Discorsi, testimonianze, parole e leader di ieri e di oggi si intrecciano fino a confondersi. Le parole che pensavamo appartenere alla storia tornano, si sovrappongono, si confondono e ci costringono a riconoscerle.
In scena, Marina De Juli, attrice con una lunga esperienza nel teatro di Dario Fo e Franca Rame e nel teatro civile, insieme ad Andrea Cusmano, musicista polistrumentista.
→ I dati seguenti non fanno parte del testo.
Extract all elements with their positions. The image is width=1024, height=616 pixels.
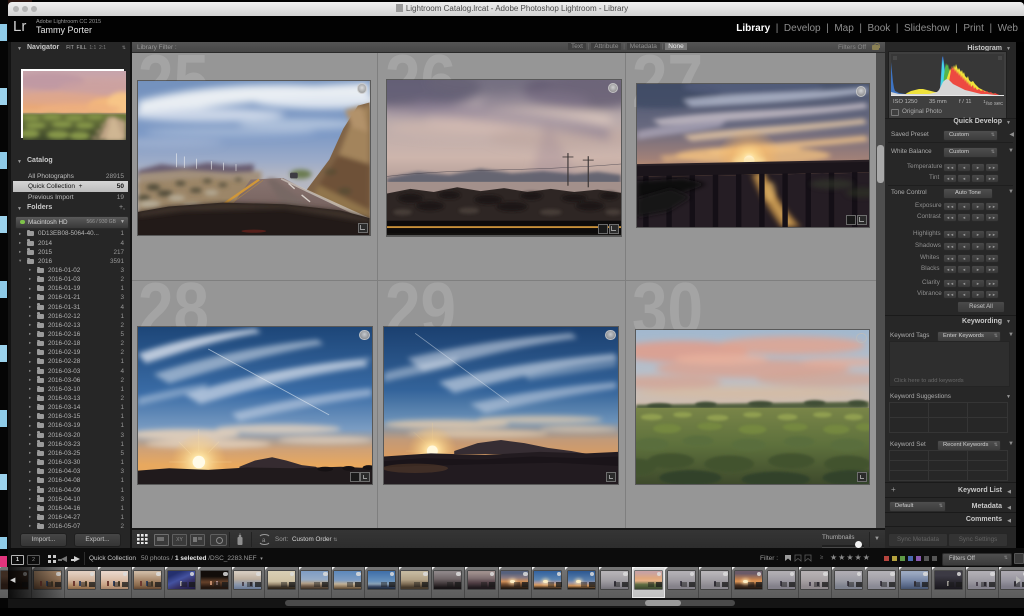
svg-text:a: a — [262, 538, 266, 544]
"Quando ero piccola dice Marina De Juli (e piccola ancora mi sento di fronte a questi argomenti), la guerra per me aveva due colori: bianco e nero, da una parte gli eroi, dall'altra i mostri. Ora vedo solo mostri: Ares, il terribile dio della guerra, ha preso il sopravvento e tutti siamo disposti a servirlo. Possiamo fingere, ma il nostro interesse, il nostro benessere, vale più di qualsiasi cosa. Così ogni giorno guardiamo, ascoltiamo, scorriamo il presente sul cellulare e archiviamo. Ma cosa risponderemo a un bambino che, in futuro, ci chiederà: perché?"
Lo spettacolo fonde la narrazione con canzoni in molte lingue "Lili Marleen", "Streets of Minneapolis", "Solo le pido a Dios", "Kalinka", "J'attendrai", "Gam Gam", "Sidun" di De André, "Blowin' in the Wind" perché, dalla parte sbagliata, ci siamo stati, ci siamo o potremmo esserci tutti. Non è uno spettacolo sulla guerra
È uno spettacolo su come ci arriviamo.